THE REPVBLIC, THE professional organization of the Department of Political Science of San Beda University (SBU), remained steadfast in opposing the “impending passage” of the Mandatory Reserve Officers’ Training Corps (ROTC) by the Senate in their Facebook post proclaiming such a stand last September 9.
In their post, the organization refuted five claims that were presented by legislators in the past seven months with facts. Firstly, they quoted Sen. Ronald “Bato” dela Rosa who said that aggression coming from China would lessen if Filipinos were “well trained” from the ROTC program. This was in light of the recent incident that took place in the Ayungin Shoal where Chinese Coast Guards (CCG) fired water cannons at a Philippine Coast Guard (PCG) vessel.
While this was an unlawful act by China, the organization condemns that there is “no data proving that a mandatory ROTC would increase the country’s credibility in the international realm were stated to support this claim.”
The second claim discussed the decline of the National Service Training Program (NSTP) due to its failure of producing the “needed force of the Armed Forces of the Philippines,” as Sen. dela Rosa stated.
Once again, there was no data to prove the “failure” of the NSTP considering how the program’s primary goal is “to enable the Filipino youth to develop skills through civic engagements and community integrations,” in line with the NSTP Law of 2001 (R.A. 9163).
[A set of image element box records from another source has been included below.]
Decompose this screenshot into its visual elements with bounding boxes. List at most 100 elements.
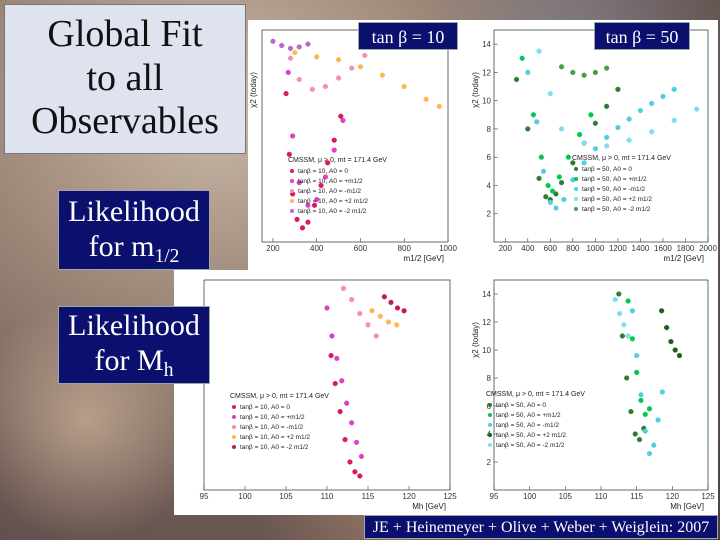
data-point: [536, 175, 542, 182]
x-tick-label: 200: [266, 244, 280, 253]
data-point: [616, 291, 622, 297]
title-line-3: Observables: [31, 100, 219, 143]
data-point: [294, 216, 300, 222]
x-tick-label: 1400: [632, 244, 650, 253]
data-point: [388, 299, 394, 306]
data-point: [423, 96, 429, 102]
data-point: [624, 375, 630, 381]
legend-entry: tanβ = 50, A0 = -2 m1/2: [582, 206, 651, 213]
legend-entry: tanβ = 10, A0 = -2 m1/2: [298, 208, 367, 215]
data-point: [436, 103, 442, 109]
data-point: [547, 90, 553, 97]
data-point: [344, 400, 350, 406]
data-point: [649, 100, 655, 107]
data-point: [270, 38, 276, 44]
data-point: [296, 180, 302, 186]
data-point: [305, 41, 311, 47]
y-tick-label: 12: [482, 318, 491, 327]
data-point: [543, 194, 549, 200]
legend-marker: [488, 413, 492, 417]
data-point: [576, 131, 583, 138]
y-tick-label: 12: [482, 68, 491, 77]
data-point: [538, 154, 544, 160]
likelihood-m12-line-2: for m1/2: [88, 229, 180, 267]
data-point: [604, 103, 610, 109]
data-point: [642, 428, 648, 434]
data-point: [634, 369, 640, 376]
chart-mh-tanb50-svg: 951001051101151201252468101214Mh [GeV]χ2…: [471, 279, 715, 511]
data-point: [335, 57, 342, 63]
data-point: [632, 431, 638, 437]
legend-marker: [232, 405, 236, 409]
data-point: [638, 392, 644, 398]
x-axis-label: m1/2 [GeV]: [404, 254, 444, 263]
x-tick-label: 600: [544, 244, 558, 253]
data-point: [604, 65, 610, 71]
data-point: [604, 143, 610, 149]
data-point: [362, 52, 368, 59]
data-point: [625, 333, 631, 339]
legend-marker: [574, 177, 578, 181]
title-line-1: Global Fit: [47, 13, 203, 55]
data-point: [328, 352, 334, 359]
data-point: [604, 134, 610, 141]
data-point: [642, 411, 648, 418]
data-point: [394, 305, 401, 311]
data-point: [357, 64, 364, 70]
x-tick-label: 100: [523, 492, 537, 501]
likelihood-mh-line-1: Likelihood: [68, 309, 200, 342]
data-point: [334, 355, 340, 362]
data-point: [373, 333, 379, 339]
data-point: [694, 106, 700, 112]
data-point: [349, 420, 355, 426]
x-tick-label: 2000: [699, 244, 717, 253]
data-point: [547, 199, 553, 206]
legend-entry: tanβ = 10, A0 = +2 m1/2: [298, 198, 368, 205]
y-axis-label: χ2 (today): [471, 322, 480, 358]
legend-title: CMSSM, μ > 0, mt = 171.4 GeV: [230, 393, 329, 400]
data-point: [588, 112, 594, 118]
y-tick-label: 2: [487, 210, 492, 219]
x-tick-label: 600: [354, 244, 368, 253]
legend-marker: [574, 187, 578, 191]
x-tick-label: 125: [701, 492, 715, 501]
data-point: [556, 174, 562, 180]
data-point: [299, 225, 306, 231]
data-point: [540, 168, 547, 174]
legend-entry: tanβ = 10, A0 = -2 m1/2: [240, 444, 309, 451]
data-point: [664, 324, 670, 331]
likelihood-m12-box: Likelihood for m1/2: [58, 190, 210, 270]
data-point: [287, 45, 294, 51]
x-tick-label: 110: [595, 492, 608, 501]
legend-entry: tanβ = 10, A0 = +2 m1/2: [240, 434, 310, 441]
data-point: [331, 137, 337, 143]
data-point: [612, 297, 618, 303]
data-point: [558, 126, 565, 132]
y-tick-label: 14: [482, 290, 491, 299]
x-tick-label: 115: [630, 492, 643, 501]
data-point: [305, 202, 311, 208]
data-point: [352, 469, 358, 475]
x-tick-label: 105: [279, 492, 293, 501]
data-point: [296, 44, 302, 50]
legend-entry: tanβ = 10, A0 = -m1/2: [240, 424, 303, 431]
plot-frame: [203, 279, 451, 491]
legend-entry: tanβ = 50, A0 = -m1/2: [496, 422, 559, 429]
x-tick-label: 1000: [586, 244, 604, 253]
legend-entry: tanβ = 10, A0 = +m1/2: [298, 178, 363, 185]
data-point: [358, 453, 365, 460]
data-point: [385, 319, 392, 325]
data-point: [357, 473, 363, 479]
data-point: [561, 197, 567, 203]
data-point: [335, 75, 342, 81]
data-point: [549, 188, 556, 194]
data-point: [290, 133, 296, 139]
legend-entry: tanβ = 50, A0 = +m1/2: [582, 176, 647, 183]
y-axis-label: χ2 (today): [249, 72, 258, 108]
data-point: [279, 42, 285, 49]
x-tick-label: 1800: [677, 244, 695, 253]
legend-marker: [574, 207, 578, 211]
title-line-2: to all: [86, 56, 164, 99]
data-point: [332, 380, 338, 387]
The third claim was of most students claiming to be in support of ROTC, according to Sen. Sherwin Gatchalian. The Pulse Asia survey commissioned by Sen Gatchalian, while its results presented the favourability of most adults, is nonetheless faulty as respondents were not incoming and current college students, not to mention how the survey itself was not “appropriately worded.”
Fourth, the ROTC program will encourage “discipline, teamwork, patriotism” and other competencies in risk reduction and management, human rights, and leadership, as Sen. Francis Tolentino noted.
The Repvblic quotes that the aforementioned objectives are not “primarily military concerns” but are rather “civic and political objectives.” Adding more to which, there are other volunteer programs that offer competencies on risk reduction and management under the Philippine Disaster Reduction and Management Act (R.A. 10121).
Lastly, Sen. dela Rosa says that hazing is “just a desperate move from anti-ROTC leftist groups” to resist the ROTC. “ROTC is rooted in the traditions of the military,” writes the Repvblic, “and hazing has been historically part of its wider culture of violence since its establishment.” Studies by military officers have shown that members follow hazing regulations in the beginning but they, however, still revert to the “group think phenomena.”
The Political Science organization stressed that “the youth deserve better than to bear the expense of the administration’s misaligned priorities,” once again rejecting the ROTC bill.